Dania Aijaz Shah ( Medical Student, Dow Medical College, Karachi. )
Adil Aijaz Shah ( Aga Khan University, Karachi. )
The escalating number of deaths attributed to injuries in developing countries approximates 90% of trauma-related mortality worldwide.1 Trauma burdens the fragile economic and health environments of developing nations, especially when survival culminates into permanent disability of individuals that contribute to the workforce.1 Timely and adequate provision of trauma care determines the survival and functional outcomes of trauma patients — factors which are grossly overlooked in under-developed healthcare settings.
Injuries are difficult to address in developing countries because of undeveloped trauma care facilities, untrained healthcare personnel and dearth of basic life support systems.
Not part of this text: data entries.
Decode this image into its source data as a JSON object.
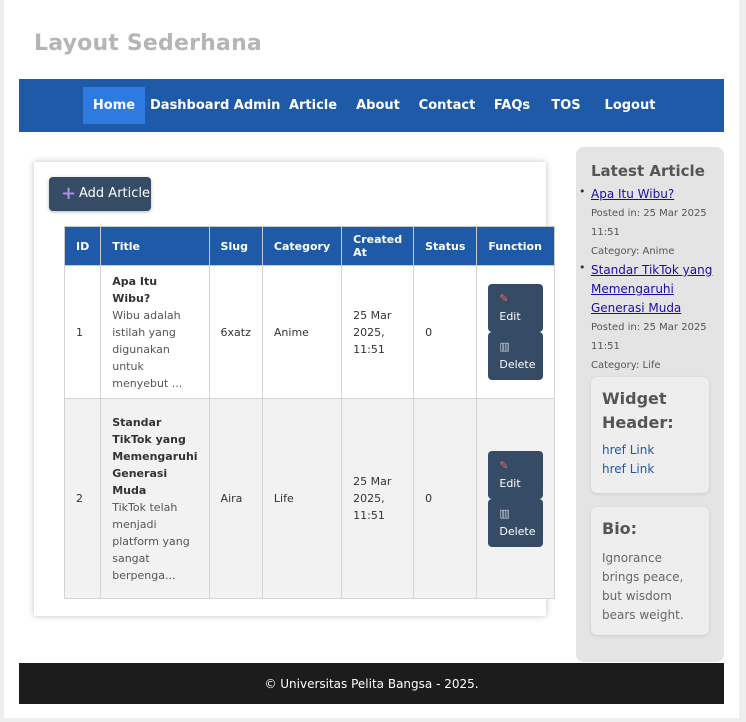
{
  "header": {
    "title": "Layout Sederhana"
  },
  "nav": {
    "items": [
      {
        "label": "Home",
        "active": true
      },
      {
        "label": "Dashboard Admin"
      },
      {
        "label": "Article"
      },
      {
        "label": "About"
      },
      {
        "label": "Contact"
      },
      {
        "label": "FAQs"
      },
      {
        "label": "TOS"
      },
      {
        "label": "Logout"
      }
    ]
  },
  "main": {
    "add_button": {
      "icon": "plus-icon",
      "label": "Add Article"
    },
    "table": {
      "headers": [
        "ID",
        "Title",
        "Slug",
        "Category",
        "Created At",
        "Status",
        "Function"
      ],
      "rows": [
        {
          "id": "1",
          "title": "Apa Itu Wibu?",
          "excerpt": "Wibu adalah istilah yang digunakan untuk menyebut ...",
          "slug": "6xatz",
          "category": "Anime",
          "created": "25 Mar 2025, 11:51",
          "status": "0"
        },
        {
          "id": "2",
          "title": "Standar TikTok yang Memengaruhi Generasi Muda",
          "excerpt": "TikTok telah menjadi platform yang sangat berpenga...",
          "slug": "Aira",
          "category": "Life",
          "created": "25 Mar 2025, 11:51",
          "status": "0"
        }
      ],
      "edit_label": "Edit",
      "delete_label": "Delete"
    }
  },
  "sidebar": {
    "latest_heading": "Latest Article",
    "latest": [
      {
        "title": "Apa Itu Wibu?",
        "posted": "Posted in: 25 Mar 2025 11:51",
        "category": "Category: Anime"
      },
      {
        "title": "Standar TikTok yang Memengaruhi Generasi Muda",
        "posted": "Posted in: 25 Mar 2025 11:51",
        "category": "Category: Life"
      }
    ],
    "widget": {
      "heading": "Widget Header:",
      "links": [
        "href Link",
        "href Link"
      ]
    },
    "bio": {
      "heading": "Bio:",
      "text": "Ignorance brings peace, but wisdom bears weight."
    }
  },
  "footer": {
    "text": "© Universitas Pelita Bangsa - 2025."
  },
  "colors": {
    "nav": "#1e5aa8",
    "nav_active": "#2d7be0",
    "button": "#364b66",
    "footer": "#1c1c1c"
  }
}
Few clinical facilities consist of an emergency department, solely dedicated to serve trauma patients.2 Absence of multidisciplinary trauma teams and surgeons often deters these hospitals from tending to complex trauma cases.2,3 Patients are often transferred to higher-volume facilities which contributes to significant delays in care and increases risk of major complications and poor outcomes.3
Due to a dearth of qualified paramedical personnel, and ambulances that lack basic-life-support systems, pre-hospital care for trauma victims in resource-limited healthcare settings remains non-existent. Moreover, such settings often lack a centralized dispatch center for ambulances, which could serve to provide information to healthcare facilities prior to casualty transfer and to ensure emergency preparedness. In this vein, a retrospective study conducted in Bangladesh exhibited that ambulances were under-utilized for the transportation of patients with spinal injuries.4 In resource-limited settings, spine-boards are scarcely used for the transfer of victims with spinal injuries, in contrast to mandatory spinal immobilization in developed trauma care settings.4 In developing nations, trauma-care has received disproportionately lesser attention and even lower funding for research.5
In absence of dedicated trauma facilities, it is imperative to train all essential and non-essential healthcare personnel in trauma management by mandating basic-life-support training. Furthermore, traumatology should be incorporated within medical syllabi to cultivate the interest of medical and nursing students, as well as physicians in training to pursue careers in emergency medicine. In order to ensure a modicum of pre-hospital care to patients, ambulance services manned by qualified personnel and equipped with basic life support systems should be established. A centralized dispatch system would provide quick and efficient transportation of patients to nearby healthcare facilities. Resource allocation for the establishment of centralized trauma registry would be extremely beneficial towards the study of determinants of outcomes for different types of trauma occurring in the region.
1. Gosselin RA. The Increasing Burden of Injuries in Developing Countries: Direct and Indirect Consequences. Tech Ortho; 24: 230-2.
2. Reynolds TA, Mfinanga JA, Sawe HR, Runson MS, Munfengo V. Emergency care capacity in Africa: a clinical and educational initiative in Tanzania. J Public Health Policy 2012; 33: S126-37.
3. Hsia R, Razzak J, Tsai AC, Hirshon JM. Placing emergency care on the global agenda. Ann Emerg Med 2010; 56: 142-9.
4. Razzak AT. Early Care following Traumatic Spinal Cord Injury (TSCI) in a Rehabilitation Centre in Bangladesh - An Analysis. DCID 2013; 24: 64-78.
5. Ademuyiwa AO, Usang UE, Oluwadiya KS, Ogunlana DI, Addy HG, Bode CO, et al. Pediatric trauma in sub-Saharan Africa: Challenges in overcoming the scourge, J Emerg Trauma Shock 2012; 5: 55-61.